Making the hairs on the back of every privacy advocate’s neck stand up, the U.S. Court of Appeals for the Eleventh Circuit ruled that the government does not need a warrant in order to search cellphone location records held by wireless carriers, reported Motherboard.
The ruling, which reversed a federal district court decision issued last year, arose in the context of a case involving Quartavious Davis, who was a suspect in a series of armed robberies. Prosecutors obtained 11,606 location records from Davis’ wireless carrier, MetroPCS, which is how they tracked him. Davis’ lawyers argued that the records were inadmissible, since they were acquired without a warrant or probable cause. His lawyers argued that this tracking activity constituted an unreasonable search and seizure in violation of Fourth Amendment.
Unfortunately for Davis and his lawyers, the Eleventh Circuit saw things a little differently, holding that the obtaining of Davis’ MetroPCS location records did not involve “physical intrusion on private property or a search at all,” according to the decision. Because of this, the Court ruled that it did not violate the Fourth Amendment.
The Court ruled that there was no expectation of privacy toward the records, a ruling that fully reversed last year’s ruling in the case at the district court level.
“We hold that cell site location information is within the subscriber’s reasonable expectation of privacy,” read last year’s decision. “The obtaining of that data without a warrant is a Fourth Amendment violation.”
Privacy and digital rights advocates aren’t too thrilled with the ruling, arguing that this will set a precedent for the government to easily acquire other kinds of records in the future, such as your web-browsing history.
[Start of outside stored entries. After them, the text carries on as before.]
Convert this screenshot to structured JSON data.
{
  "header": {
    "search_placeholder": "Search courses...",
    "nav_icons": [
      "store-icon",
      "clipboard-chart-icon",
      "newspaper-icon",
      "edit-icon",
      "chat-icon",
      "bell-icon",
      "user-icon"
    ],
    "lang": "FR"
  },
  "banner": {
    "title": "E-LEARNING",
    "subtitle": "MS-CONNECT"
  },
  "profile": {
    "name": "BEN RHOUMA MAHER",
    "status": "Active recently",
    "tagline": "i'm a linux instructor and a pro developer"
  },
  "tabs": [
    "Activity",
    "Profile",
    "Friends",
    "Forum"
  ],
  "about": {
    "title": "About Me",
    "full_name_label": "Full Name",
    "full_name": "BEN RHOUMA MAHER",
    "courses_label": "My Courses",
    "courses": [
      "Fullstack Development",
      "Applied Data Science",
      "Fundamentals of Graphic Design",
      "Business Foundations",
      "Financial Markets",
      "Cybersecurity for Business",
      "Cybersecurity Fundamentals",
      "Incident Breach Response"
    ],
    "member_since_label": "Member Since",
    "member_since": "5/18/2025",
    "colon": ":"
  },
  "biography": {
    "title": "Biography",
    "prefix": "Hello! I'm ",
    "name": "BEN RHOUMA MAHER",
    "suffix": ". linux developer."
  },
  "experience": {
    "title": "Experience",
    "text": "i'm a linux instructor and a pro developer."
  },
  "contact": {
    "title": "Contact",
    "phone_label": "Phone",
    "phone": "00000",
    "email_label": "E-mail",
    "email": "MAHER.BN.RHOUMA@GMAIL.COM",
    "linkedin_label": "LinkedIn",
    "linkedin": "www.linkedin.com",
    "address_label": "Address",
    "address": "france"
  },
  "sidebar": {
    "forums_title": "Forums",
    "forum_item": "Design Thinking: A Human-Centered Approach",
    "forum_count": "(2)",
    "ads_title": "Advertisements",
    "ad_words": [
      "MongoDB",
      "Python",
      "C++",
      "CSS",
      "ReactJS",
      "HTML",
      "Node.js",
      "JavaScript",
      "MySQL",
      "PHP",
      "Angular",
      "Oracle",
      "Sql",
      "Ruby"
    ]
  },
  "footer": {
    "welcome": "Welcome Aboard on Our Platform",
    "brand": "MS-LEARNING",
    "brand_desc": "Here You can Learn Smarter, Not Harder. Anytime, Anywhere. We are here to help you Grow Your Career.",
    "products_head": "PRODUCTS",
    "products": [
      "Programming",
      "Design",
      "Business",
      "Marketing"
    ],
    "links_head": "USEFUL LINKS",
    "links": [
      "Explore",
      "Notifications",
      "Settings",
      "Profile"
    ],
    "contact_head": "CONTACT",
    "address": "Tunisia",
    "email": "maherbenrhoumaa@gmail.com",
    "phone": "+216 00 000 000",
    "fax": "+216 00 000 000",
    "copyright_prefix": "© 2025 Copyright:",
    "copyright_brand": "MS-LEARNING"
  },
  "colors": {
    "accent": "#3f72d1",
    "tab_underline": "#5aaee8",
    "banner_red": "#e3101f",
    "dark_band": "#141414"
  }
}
“It’s a shame the Court felt confined by a case decided from the 1970s to decide the constitutionality of a very modern form of surveillance,” Electronic Frontier Foundation (EFF) surveillance law expert and attorney told Motherboard.
Keep in mind, however, that this ruling is legally binding only in the Eleventh Circuit, which covers Florida, Georgia, and Alabama. Davis’ lawyers may appeal the decision to the Supreme Court, so we’ll keep you posted with any updates.